Sadly, it stood empty for several years and was left to petty vandals until, in 1996, Middlesbrough Football Club bought Rockliffe Park, where it established its new training facilities.
Construction of the new championship golf course has tested the ingenuity of the construction team. Despite the proximity of the River Tees along the southern and eastern boundaries of the site, a stipulation of planning consent was that no drainage could be discharged into the river. Consequently, wetland areas have had to be created and are now a primary feature of the low-lying areas of the golf course. Lowland and marshland wild flower mixes will be established, creating wildlife havens and enriching the botanical diversity.
A complex arrangement of pipes and surface contouring directs extraneous water to the wetland zones, themselves being an intrinsic part of the flood attenuation measures. Designed to cope with 1 in 100 years flood intensities, it would be expected that their effectiveness would be difficult to ascertain. Not so! Three such floods have occurred in the last ten years. And the extremely wet year of 2007 was an ideal time to test the design. It passed with flying colours!
The nature of the site posed still further challenges. The high water table in the area, where a 60,000 square metre main irrigation lake was to be situated, necessitated the installation of a drainage system below the lake liner. Without such a system, the lake liner would rise and fall with the level of the groundwater.
he company's engineers designed an ingenious and complex scheme of pipes and control chambers to avert the problem.
The original concept of the golf course architect was to locate an irrigation reservoir outside the boundary of the golf course, in an area where no groundwater problem would occur. However, soon after excavation commenced, the remains of a Roman settlement were unearthed and fifteen archaeologists descended on the site, declaring that the area was of historic importance and could not be excavated. An alternative location for the reservoir had to be incorporated into a revised golf course layout.
The new irrigation lake has, however, given rise to two of the most dramatic holes on the course. The par 4, 4th hole demands a tee shot that skirts the edge of the lake. How much of the lake a player carries is dependent on skill and nerve. The par 3, 5th hole is definitely not for the faint-hearted. An island green, surrounded by water and guarded by threatening pot bunkers at its entrance will intimidate all but the most confident of players.
The environmental benefits of the lake have been maximised by incorporating shallow marginal shelves and reed beds, providing valuable wildlife habitats. Five unobtrusive Otterbine aerators will preserve water quality and the pump house is skilfully camouflaged. Submersible pumps are also hidden from view in concealed chambers. There are no unsightly pipes, no dangling cables, and no ugly buildings.

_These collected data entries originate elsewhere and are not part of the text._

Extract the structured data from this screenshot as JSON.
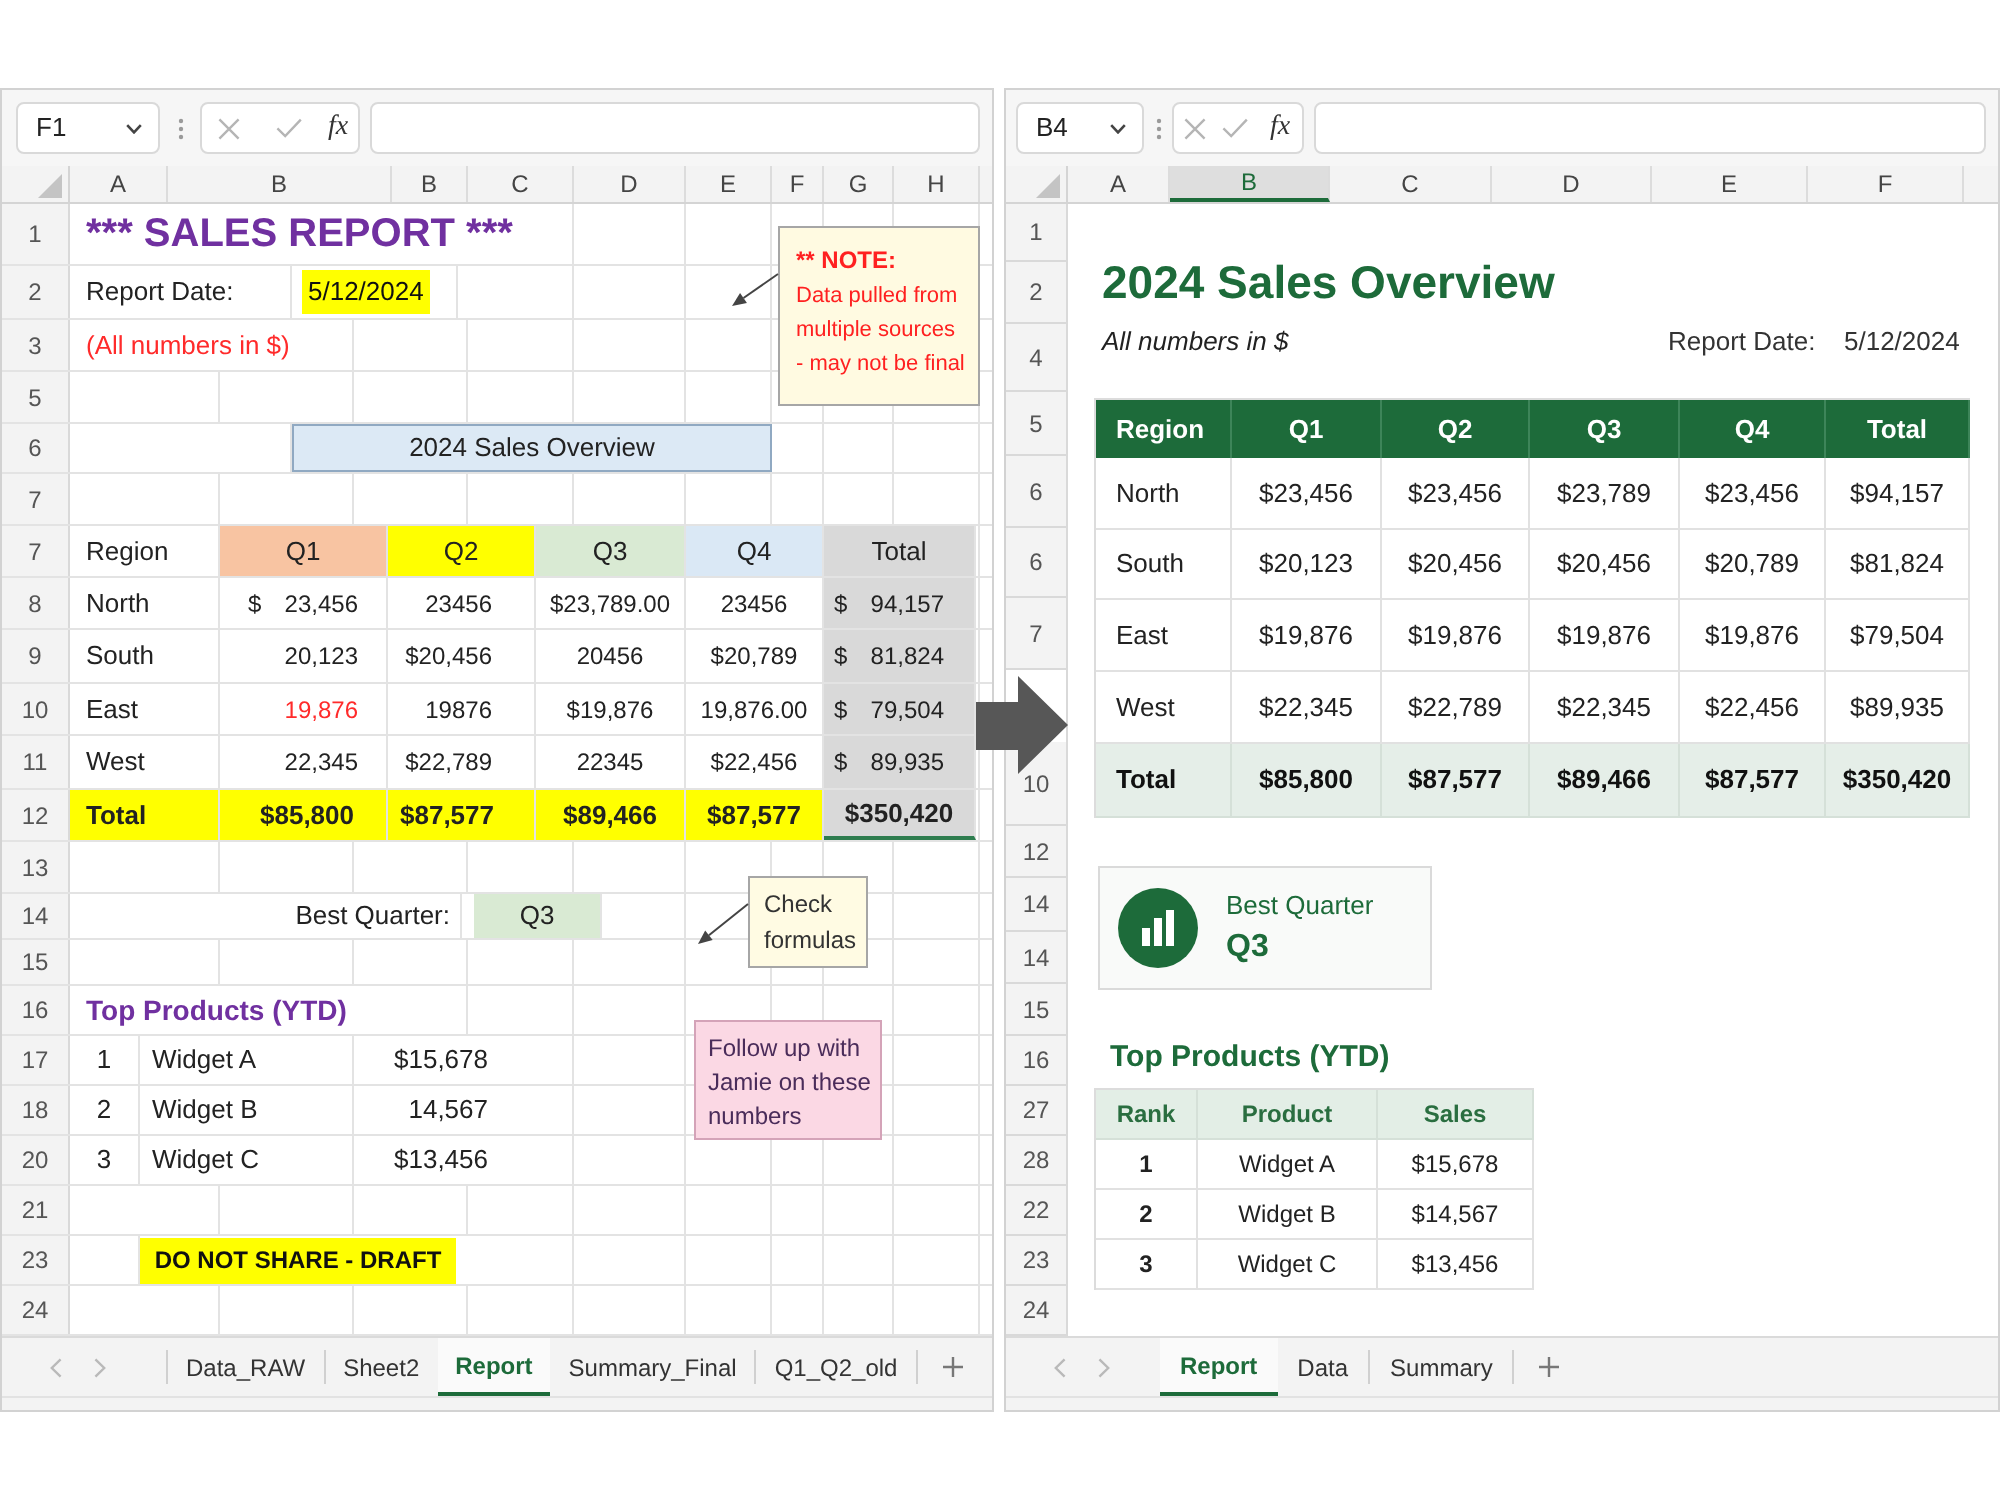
{
  "left_window": {
    "name_box": "F1",
    "function_button": "fx",
    "column_headers": [
      {
        "label": "A",
        "selected": false
      },
      {
        "label": "B",
        "selected": false
      },
      {
        "label": "B",
        "selected": false
      },
      {
        "label": "C",
        "selected": false
      },
      {
        "label": "D",
        "selected": false
      },
      {
        "label": "E",
        "selected": false
      },
      {
        "label": "F",
        "selected": false
      },
      {
        "label": "G",
        "selected": false
      },
      {
        "label": "H",
        "selected": false
      }
    ],
    "row_headers": [
      "1",
      "2",
      "3",
      "5",
      "6",
      "7",
      "7",
      "8",
      "9",
      "10",
      "11",
      "12",
      "13",
      "14",
      "15",
      "16",
      "17",
      "18",
      "20",
      "21",
      "23",
      "24"
    ],
    "title": "*** SALES REPORT ***",
    "report_date": {
      "label": "Report Date:",
      "value": "5/12/2024"
    },
    "currency_note": "(All numbers in $)",
    "overview_box": "2024 Sales Overview",
    "sales_table": {
      "columns": [
        {
          "label": "Region"
        },
        {
          "label": "Q1",
          "color": "#f8c4a2"
        },
        {
          "label": "Q2",
          "color": "#ffff00"
        },
        {
          "label": "Q3",
          "color": "#d9ead3"
        },
        {
          "label": "Q4",
          "color": "#dae8f5"
        },
        {
          "label": "Total",
          "color": "#d9d9d9"
        }
      ],
      "rows": [
        {
          "cells": [
            {
              "text": "North"
            },
            {
              "symbol": "$",
              "text": "23,456"
            },
            {
              "text": "23456"
            },
            {
              "text": "$23,789.00"
            },
            {
              "text": "23456"
            },
            {
              "symbol": "$",
              "text": "94,157"
            }
          ]
        },
        {
          "cells": [
            {
              "text": "South"
            },
            {
              "text": "20,123"
            },
            {
              "text": "$20,456"
            },
            {
              "text": "20456"
            },
            {
              "text": "$20,789"
            },
            {
              "symbol": "$",
              "text": "81,824"
            }
          ]
        },
        {
          "cells": [
            {
              "text": "East"
            },
            {
              "text": "19,876",
              "color": "#ff2b2b"
            },
            {
              "text": "19876"
            },
            {
              "text": "$19,876"
            },
            {
              "text": "19,876.00"
            },
            {
              "symbol": "$",
              "text": "79,504"
            }
          ]
        },
        {
          "cells": [
            {
              "text": "West"
            },
            {
              "text": "22,345"
            },
            {
              "text": "$22,789"
            },
            {
              "text": "22345"
            },
            {
              "text": "$22,456"
            },
            {
              "symbol": "$",
              "text": "89,935"
            }
          ]
        }
      ],
      "total_row": [
        "Total",
        "$85,800",
        "$87,577",
        "$89,466",
        "$87,577",
        "$350,420"
      ]
    },
    "best_quarter": {
      "label": "Best Quarter:",
      "value": "Q3"
    },
    "top_products": {
      "title": "Top Products (YTD)",
      "rows": [
        {
          "rank": "1",
          "product": "Widget A",
          "sales": "$15,678"
        },
        {
          "rank": "2",
          "product": "Widget B",
          "sales": "14,567"
        },
        {
          "rank": "3",
          "product": "Widget C",
          "sales": "$13,456"
        }
      ]
    },
    "draft_banner": "DO NOT SHARE - DRAFT",
    "comments": [
      {
        "kind": "warning",
        "title": "** NOTE:",
        "text": "Data pulled from\nmultiple sources\n- may not be final"
      },
      {
        "kind": "callout",
        "text": "Check\nformulas"
      },
      {
        "kind": "sticky",
        "text": "Follow up with\nJamie on these\nnumbers"
      }
    ],
    "sheet_tabs": [
      {
        "label": "Data_RAW",
        "selected": false
      },
      {
        "label": "Sheet2",
        "selected": false
      },
      {
        "label": "Report",
        "selected": true
      },
      {
        "label": "Summary_Final",
        "selected": false
      },
      {
        "label": "Q1_Q2_old",
        "selected": false
      }
    ]
  },
  "right_window": {
    "name_box": "B4",
    "function_button": "fx",
    "column_headers": [
      {
        "label": "A",
        "selected": false
      },
      {
        "label": "B",
        "selected": true
      },
      {
        "label": "C",
        "selected": false
      },
      {
        "label": "D",
        "selected": false
      },
      {
        "label": "E",
        "selected": false
      },
      {
        "label": "F",
        "selected": false
      }
    ],
    "row_headers": [
      "1",
      "2",
      "4",
      "5",
      "6",
      "6",
      "7",
      "10",
      "12",
      "14",
      "14",
      "15",
      "16",
      "27",
      "28",
      "22",
      "23",
      "24"
    ],
    "title": "2024 Sales Overview",
    "currency_note": "All numbers in $",
    "report_date": {
      "label": "Report Date:",
      "value": "5/12/2024"
    },
    "sales_table": {
      "columns": [
        "Region",
        "Q1",
        "Q2",
        "Q3",
        "Q4",
        "Total"
      ],
      "rows": [
        [
          "North",
          "$23,456",
          "$23,456",
          "$23,789",
          "$23,456",
          "$94,157"
        ],
        [
          "South",
          "$20,123",
          "$20,456",
          "$20,456",
          "$20,789",
          "$81,824"
        ],
        [
          "East",
          "$19,876",
          "$19,876",
          "$19,876",
          "$19,876",
          "$79,504"
        ],
        [
          "West",
          "$22,345",
          "$22,789",
          "$22,345",
          "$22,456",
          "$89,935"
        ]
      ],
      "total_row": [
        "Total",
        "$85,800",
        "$87,577",
        "$89,466",
        "$87,577",
        "$350,420"
      ]
    },
    "best_quarter": {
      "label": "Best Quarter",
      "value": "Q3"
    },
    "top_products": {
      "title": "Top Products (YTD)",
      "columns": [
        "Rank",
        "Product",
        "Sales"
      ],
      "rows": [
        [
          "1",
          "Widget A",
          "$15,678"
        ],
        [
          "2",
          "Widget B",
          "$14,567"
        ],
        [
          "3",
          "Widget C",
          "$13,456"
        ]
      ]
    },
    "sheet_tabs": [
      {
        "label": "Report",
        "selected": true
      },
      {
        "label": "Data",
        "selected": false
      },
      {
        "label": "Summary",
        "selected": false
      }
    ]
  }
}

With a project of this size, it is very easy for any small delay to have a major knock-on effect. The result is that completion dates can drift by weeks or even months. Days lost through weather conditions or down days, as they are known, can cause severe problems to both the contractor and their clients in lost time, financial additions and hazardous conditions.
It is testament to the constructors that the schedule has remained on track despite the tricky summer and autumnal conditions of 2007. Work commenced in May last year but, following one month of good weather, there followed seven weeks of some of the wettest weather on record. Devastating deluges brought work to a standstill and 65 employees stood idle, waiting for a change in fortune. Once more favourable conditions returned, a vast array of equipment and workers were directed to the site. Amazingly, they were back on track by late August and they were ready to seed 9 holes.
Rockliffe Hall estate is nestled within a rural community, situated close to the delightful, unspoilt village of Hurworth, near Darlington; a tranquil hamlet of picture postcard charm. Looking towards the village green at Hurworth life would appear to have always been idyllic.
But a dark secret lurks beneath the tranquillity of the village. For far below the village green lie the remains of more than 1,000 souls who fell victim to the Great Plague in 1665. The bodies lay ten deep in three mass graves covered with a layer of lime to aid decomposition.
There is no marker and no plaque telling of the horror that almost wiped out the 750-strong village - leaving only 75 behind to mourn their dead. But if you look closely the evidence is plain to see. Three huge dips in the village green map out the massive pits where the bodies were piled up one on top of another until the graves were full.
The village of Hurworth may conceal a dark and murky past but its future is definitely bright and clear. Where suffering and death once signalled its demise, recreation and health will soon herald its prosperity.